Tuesday, April 8, 2014

What No One Tells You About Pregnancy

I find it shocking that between the two pregnancy books that I own and the multiple pregnancy websites I read weekly that the following information was not provided. No one told me that:
1. During pregnancy, people (coworkers, family, etc) would consider my pregnancy to be a disability. I'm not disabled folks, I'm pregnant. Big difference. If anything, you non-pregnant folks are the disabled ones because you're only living for one; I'm living for two. I eat for two, pee & poop for two, exercise for two, do everything for two.
2. Before I was pregnant the conversation starter of "What's going on?" would change to "How are you feeling today?" However, people still don't really want to know the answer. (They don't want to hear when you're constipated.)
3. Pregnancy websites and books all describe the first sensations of baby movements to feel like butterfly wings or bubbles popping. What they fail to mention is that at week 19, it feels like my baby is practicing karate kicks on my intestines. That baby feels a lot more violent than butterflies and bubbles.
4. Your body will hurt. My leg and butt muscles start to hurt if I walk too much. They also hurt if I stand too much. They also hurt if I sit still too long (regardless of if the chair/couch is soft or hard.)
5. When you tell people you are taking maternity leave, they expect you mean 6 weeks. Where did you get that idea? I'm taking as close to 12 weeks as I can. I deserve it. My baby deserves it. My checkbook deserves it (so I can save on that $160+/week childcare expense for an additional couple weeks.)
6. Your boobs will get huge. Very early in  your pregnancy. And probably will grow again once you give birth and your milk comes in. I increased from a C to a D cup in the first 2 months of pregnancy. You couldn't even tell by looking at my belly that I was pregnant, but I almost looked like Dolly Parton.
7. Pregnant sex is awesome. You don't have to worry about the birth control not working because you're already pregnant and it doesn't matter!
8. It is incredibly difficult to find information for continuing strength training and cardio routines throughout pregnancy. Most strength training websites I find advise me to lift no more than 10 pounds. Hello! How does that prepare me for lifting a baby or toddler that weighs more than 10 pounds? And why do I have to scale back to that when I've been lifting 50+ pounds for 2 sets of 15 for the last 2+ years? Why am I suddenly deemed a weakling? I talked with my personal trainer and she said to continue doing what I was doing pre-pregnancy but to not increase weights. And if it starts to hurt or get uncomfortable then scale it back by 5-10 pounds or until it is comfortable again. That sounds like better advice.
9. You will be hungry all the time. You will eat and be hungry in two hours. You will take snacks to work and run out of them quickly. That bunch of 6 bananas you bought to last for snacks all week? You need to get more fruit because those won't last more than 2-3 days.
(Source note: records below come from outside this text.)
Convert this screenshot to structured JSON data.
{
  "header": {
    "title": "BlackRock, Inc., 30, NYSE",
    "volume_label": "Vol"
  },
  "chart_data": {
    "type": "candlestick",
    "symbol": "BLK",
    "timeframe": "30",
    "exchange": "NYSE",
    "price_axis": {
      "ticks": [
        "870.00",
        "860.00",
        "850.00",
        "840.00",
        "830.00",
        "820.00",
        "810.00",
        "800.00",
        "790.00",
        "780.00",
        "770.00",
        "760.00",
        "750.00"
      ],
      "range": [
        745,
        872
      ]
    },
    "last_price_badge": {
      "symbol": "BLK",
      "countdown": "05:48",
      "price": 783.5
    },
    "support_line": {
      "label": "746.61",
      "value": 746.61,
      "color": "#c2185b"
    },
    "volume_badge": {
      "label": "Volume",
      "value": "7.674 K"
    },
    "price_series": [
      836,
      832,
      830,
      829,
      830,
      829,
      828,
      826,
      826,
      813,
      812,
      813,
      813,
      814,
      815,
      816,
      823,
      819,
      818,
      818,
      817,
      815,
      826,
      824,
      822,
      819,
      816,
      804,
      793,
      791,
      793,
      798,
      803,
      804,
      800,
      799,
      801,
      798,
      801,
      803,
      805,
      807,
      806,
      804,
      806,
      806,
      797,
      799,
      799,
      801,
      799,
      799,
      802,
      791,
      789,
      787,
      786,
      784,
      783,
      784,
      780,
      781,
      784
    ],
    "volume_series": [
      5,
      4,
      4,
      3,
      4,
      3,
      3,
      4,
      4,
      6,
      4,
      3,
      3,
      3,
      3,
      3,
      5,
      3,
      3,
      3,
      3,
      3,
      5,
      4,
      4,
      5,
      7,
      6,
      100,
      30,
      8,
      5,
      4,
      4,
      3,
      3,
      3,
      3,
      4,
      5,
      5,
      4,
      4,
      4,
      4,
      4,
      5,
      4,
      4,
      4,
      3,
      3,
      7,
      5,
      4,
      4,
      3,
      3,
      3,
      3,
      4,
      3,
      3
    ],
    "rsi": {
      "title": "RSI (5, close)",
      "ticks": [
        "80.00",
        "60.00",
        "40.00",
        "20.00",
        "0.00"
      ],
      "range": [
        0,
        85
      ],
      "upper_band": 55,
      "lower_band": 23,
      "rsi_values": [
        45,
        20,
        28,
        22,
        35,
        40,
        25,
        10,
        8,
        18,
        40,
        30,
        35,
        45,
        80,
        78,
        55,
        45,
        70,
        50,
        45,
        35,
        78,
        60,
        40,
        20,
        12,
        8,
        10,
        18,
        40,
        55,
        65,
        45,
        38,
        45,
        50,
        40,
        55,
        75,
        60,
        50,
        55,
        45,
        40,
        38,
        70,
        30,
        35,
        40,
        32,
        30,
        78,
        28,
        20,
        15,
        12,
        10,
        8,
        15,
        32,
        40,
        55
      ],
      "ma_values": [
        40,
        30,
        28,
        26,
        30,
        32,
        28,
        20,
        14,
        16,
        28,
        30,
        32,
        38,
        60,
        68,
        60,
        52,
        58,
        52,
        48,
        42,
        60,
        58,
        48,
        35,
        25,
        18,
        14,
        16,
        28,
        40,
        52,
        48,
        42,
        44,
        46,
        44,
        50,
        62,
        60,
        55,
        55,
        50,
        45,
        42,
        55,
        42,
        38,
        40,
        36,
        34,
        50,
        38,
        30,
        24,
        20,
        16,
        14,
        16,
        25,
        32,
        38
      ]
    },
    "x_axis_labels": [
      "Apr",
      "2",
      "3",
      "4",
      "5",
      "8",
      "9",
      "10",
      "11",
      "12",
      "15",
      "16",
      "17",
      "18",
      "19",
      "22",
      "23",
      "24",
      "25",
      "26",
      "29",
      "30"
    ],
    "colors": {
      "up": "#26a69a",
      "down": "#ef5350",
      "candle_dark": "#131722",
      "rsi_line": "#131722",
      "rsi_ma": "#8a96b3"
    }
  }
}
10. You will feel like you are temporarily missing out on parts of your life. Typically go for a 4-wheeler ride at the farm on summer weekends? Well, when you're pregnant, that ATV ride is considered "risky behavior" so you can't do that. Like your steaks medium rare and your eggs over-easy? Shouldn't do that, not even if you processed the meat yourself and personally knew/know the chickens, cow/deer and farmer. Like feta cheese? This is one area where most of the books/websites are wrong! If that cheese is made with pasteurized milk, eat the whole f-ing block if you want! I have yet to come across a cheese sold in stores that is not made with pasteurized milk. The only cheese I can think of that might be on the "no" list during pregnancy is the cheese curds from the farmer's market in Springfield, but since my favorite way to eat those was pan-fried they are probably safe to eat.